Moreover, the Street seems to have taken the worst case scenario into account as far as the impact on multiplexes is concerned. Analysts at ICICI Securities indicate if half of the F&B revenues in Maharashtra were to be at risk, the impact on the overall revenue would be under 4 per cent but much higher (13-14 per cent) on the operating profit, given higher profit margins of the segment. However, most analysts say the impact on F&B revenues would not be as much, as multiplexes move to reduce food prices and hike volumes, which will offset some of the loss. However, for now, all these are still assumptions.
A permanent closure to this issue through the legal route with a favourable verdict will lead to a valuation re-rating for the sector, which remains an oligopoly (70 per cent of the screens are controlled by just four players). Pai of Nirmal Bang Institutional Equities believes the litigation against multiplex operators will not stand legal scrutiny, as the film exhibition is not an essential service and is, thus, taxed at the highest goods and services tax (GST) rate of 28 per cent. Additionally, there are issues related to security, impact on other segments of the entertainment industry and hygiene/ ambience, which will be difficult for state governments to overcome in the courts.
In addition to changes in the F&B pricing and mix, multiplexes have a couple of avenues, including increasing advertisement and ticket prices, which account for 11 per cent and 60 per cent of the revenue, respectively, to offset the potential impact on this business.
On the operations side, the companies reported a strong June quarter, led by aggressive expansion and a strong movie pipeline. While revenues improved 7-9 per cent over a year on the back of a 20 per centplus jump in F&B revenues, the overall spends per head have also increased. Box office collections, especially for PVR, were strong at 12 per cent, aided by a 2 per cent increase in ticket prices and 8 per cent rise in footfalls. Analysts at Edelweiss say future revenue for the company will be supported by aggressive screen expansion and a strong movie line-up. Brokerages also have a ‘buy’ rating on Inox, as they believe the valuation gap between PVR and Inox will reduce, given that the smaller company is addressing issues related to weakness in the F&B and advertisement segments.
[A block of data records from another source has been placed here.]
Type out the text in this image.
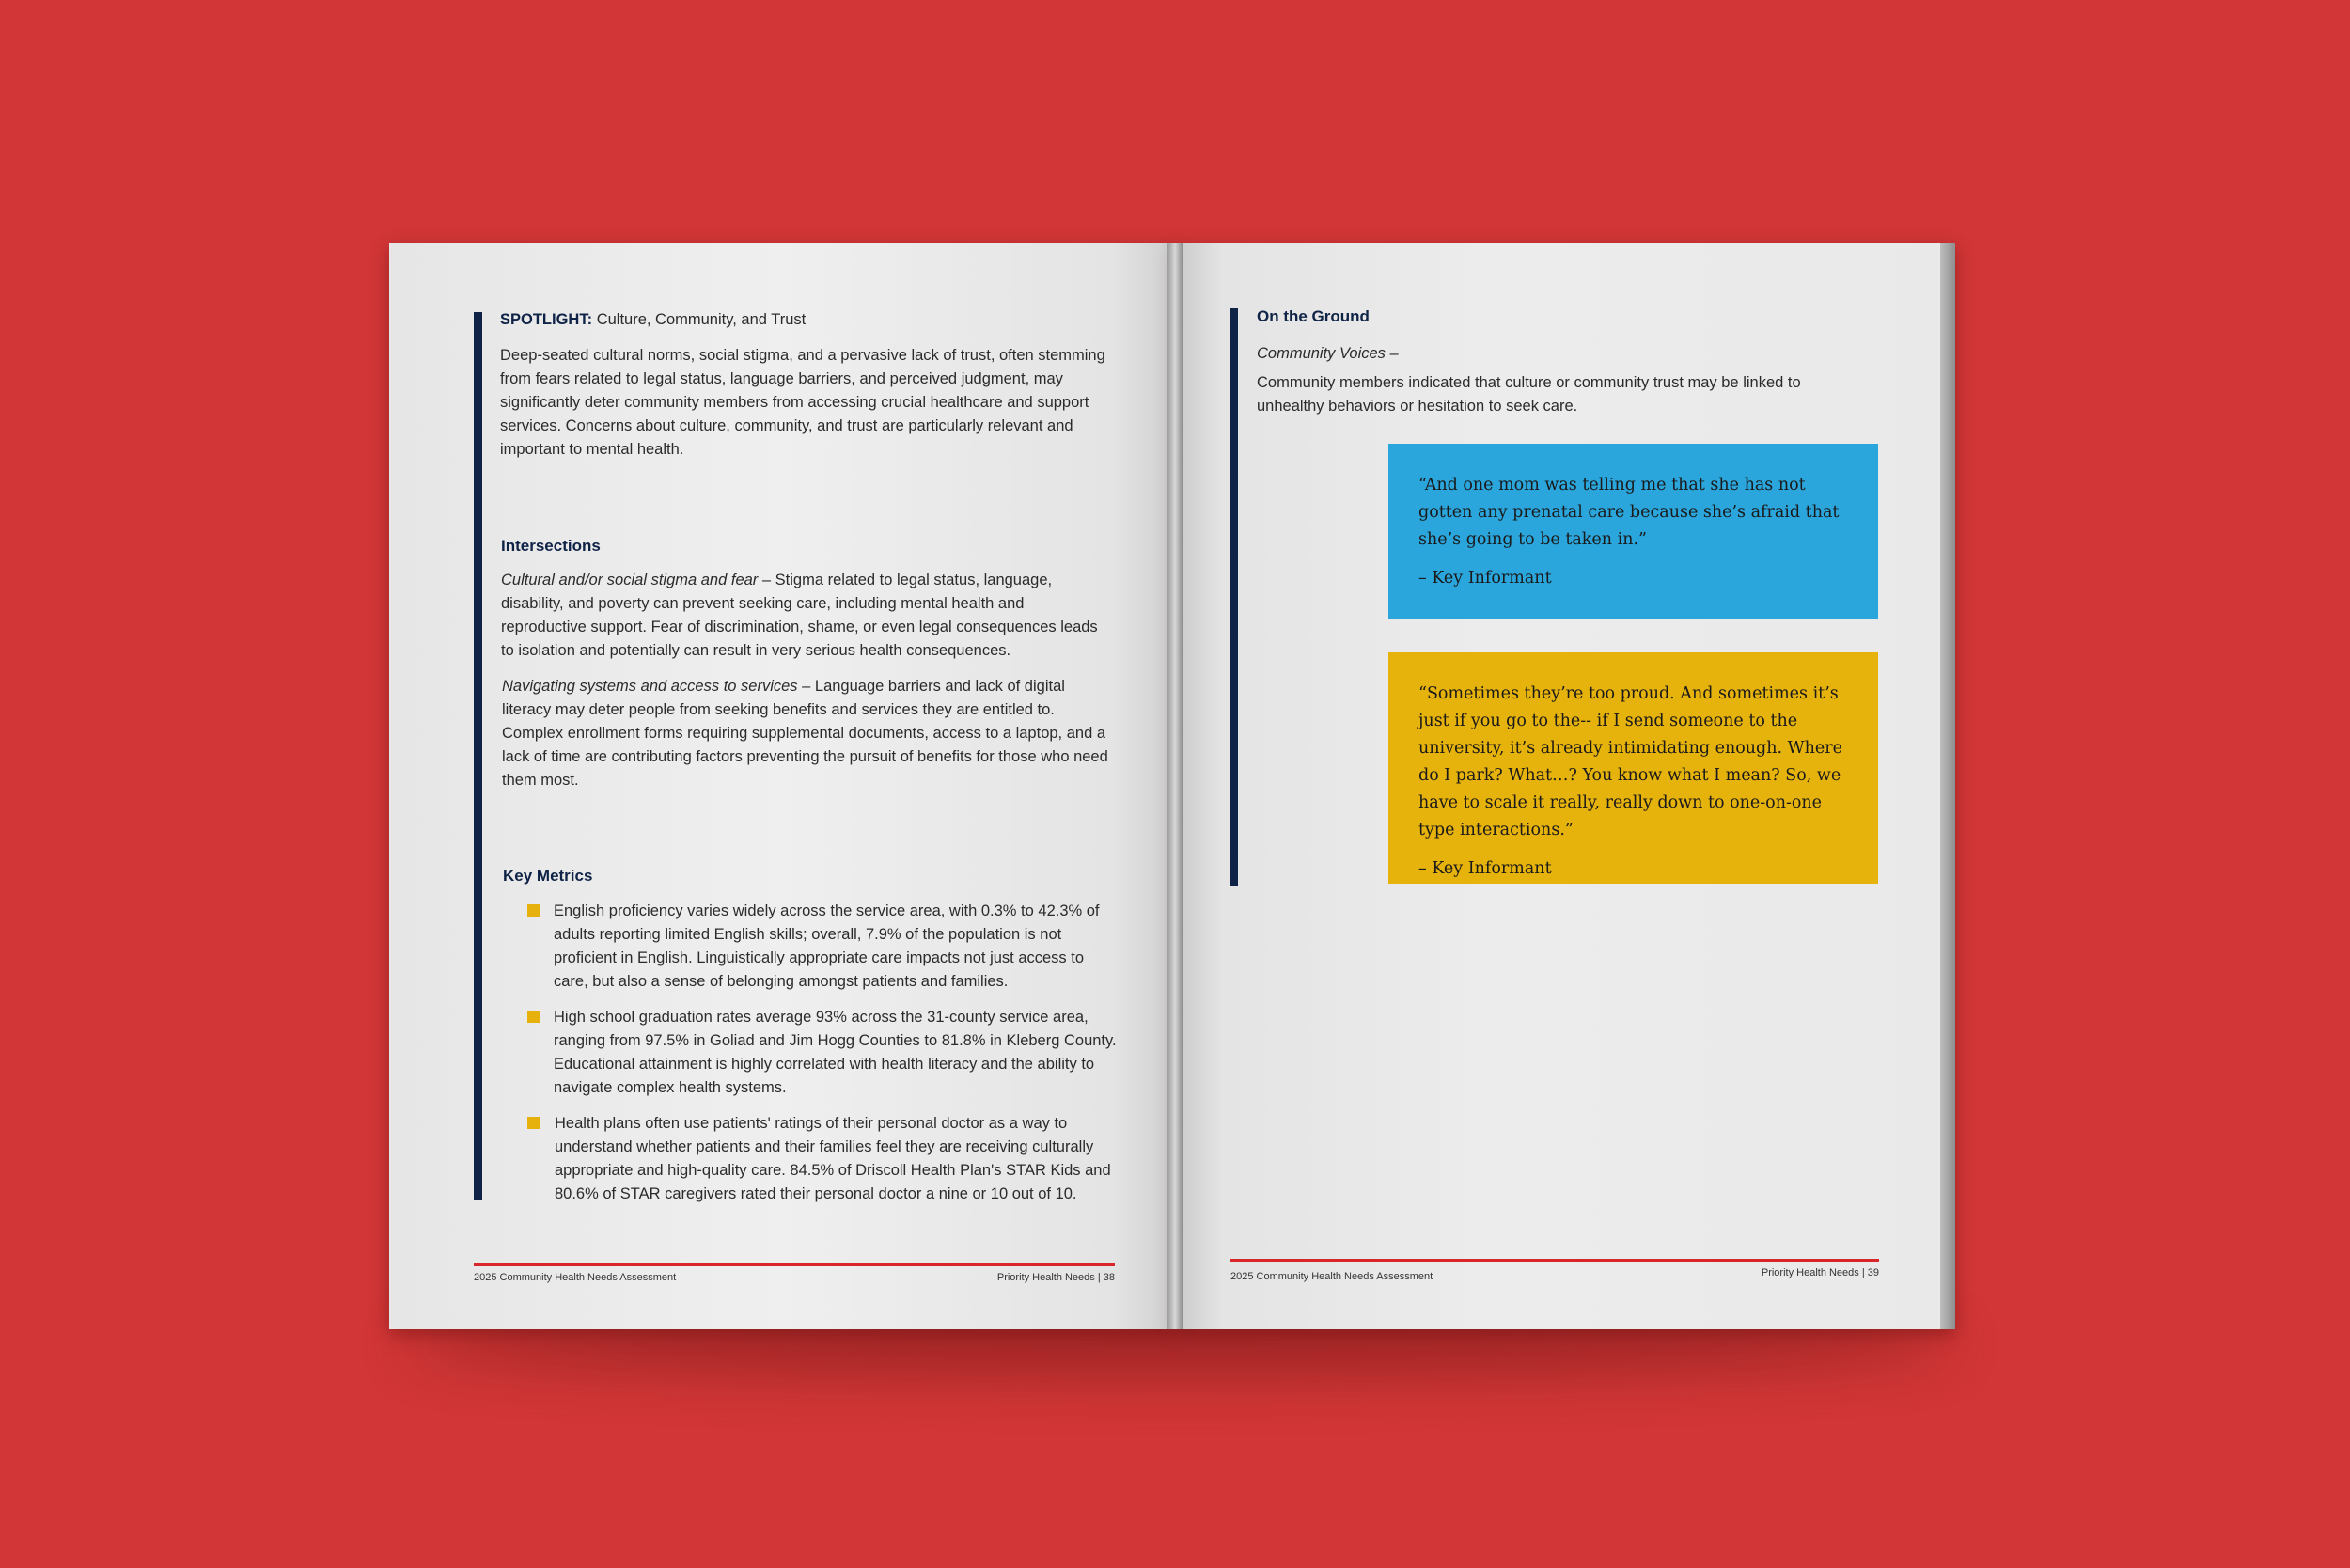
SPOTLIGHT: Culture, Community, and Trust
Deep-seated cultural norms, social stigma, and a pervasive lack of trust, often stemming from fears related to legal status, language barriers, and perceived judgment, may significantly deter community members from accessing crucial healthcare and support services. Concerns about culture, community, and trust are particularly relevant and important to mental health.
Intersections
Cultural and/or social stigma and fear – Stigma related to legal status, language, disability, and poverty can prevent seeking care, including mental health and reproductive support. Fear of discrimination, shame, or even legal consequences leads to isolation and potentially can result in very serious health consequences.
Navigating systems and access to services – Language barriers and lack of digital literacy may deter people from seeking benefits and services they are entitled to. Complex enrollment forms requiring supplemental documents, access to a laptop, and a lack of time are contributing factors preventing the pursuit of benefits for those who need them most.
Key Metrics
English proficiency varies widely across the service area, with 0.3% to 42.3% of adults reporting limited English skills; overall, 7.9% of the population is not proficient in English. Linguistically appropriate care impacts not just access to care, but also a sense of belonging amongst patients and families.
High school graduation rates average 93% across the 31-county service area, ranging from 97.5% in Goliad and Jim Hogg Counties to 81.8% in Kleberg County. Educational attainment is highly correlated with health literacy and the ability to navigate complex health systems.
Health plans often use patients' ratings of their personal doctor as a way to understand whether patients and their families feel they are receiving culturally appropriate and high-quality care. 84.5% of Driscoll Health Plan's STAR Kids and 80.6% of STAR caregivers rated their personal doctor a nine or 10 out of 10.
2025 Community Health Needs Assessment	Priority Health Needs | 38
On the Ground
Community Voices –
Community members indicated that culture or community trust may be linked to unhealthy behaviors or hesitation to seek care.

“And one mom was telling me that she has not gotten any prenatal care because she’s afraid that she’s going to be taken in.”

– Key Informant

“Sometimes they’re too proud. And sometimes it’s just if you go to the-- if I send someone to the university, it’s already intimidating enough. Where do I park? What…? You know what I mean? So, we have to scale it really, really down to one-on-one type interactions.”

– Key Informant

2025 Community Health Needs Assessment	Priority Health Needs | 39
However, if there is a negative verdict in Maharashtra, the impact will be felt more on PVR than Inox. While PVR has 157 screens in Maharashtra (a quarter of all its screens) compared to 24 per cent for Inox, the share of F&B revenue in the turnover is much higher for PVR at 27 per cent compared to 22 per cent for Inox. The other risk is: other states might follow suit after an unfavourable verdict for multiplexes.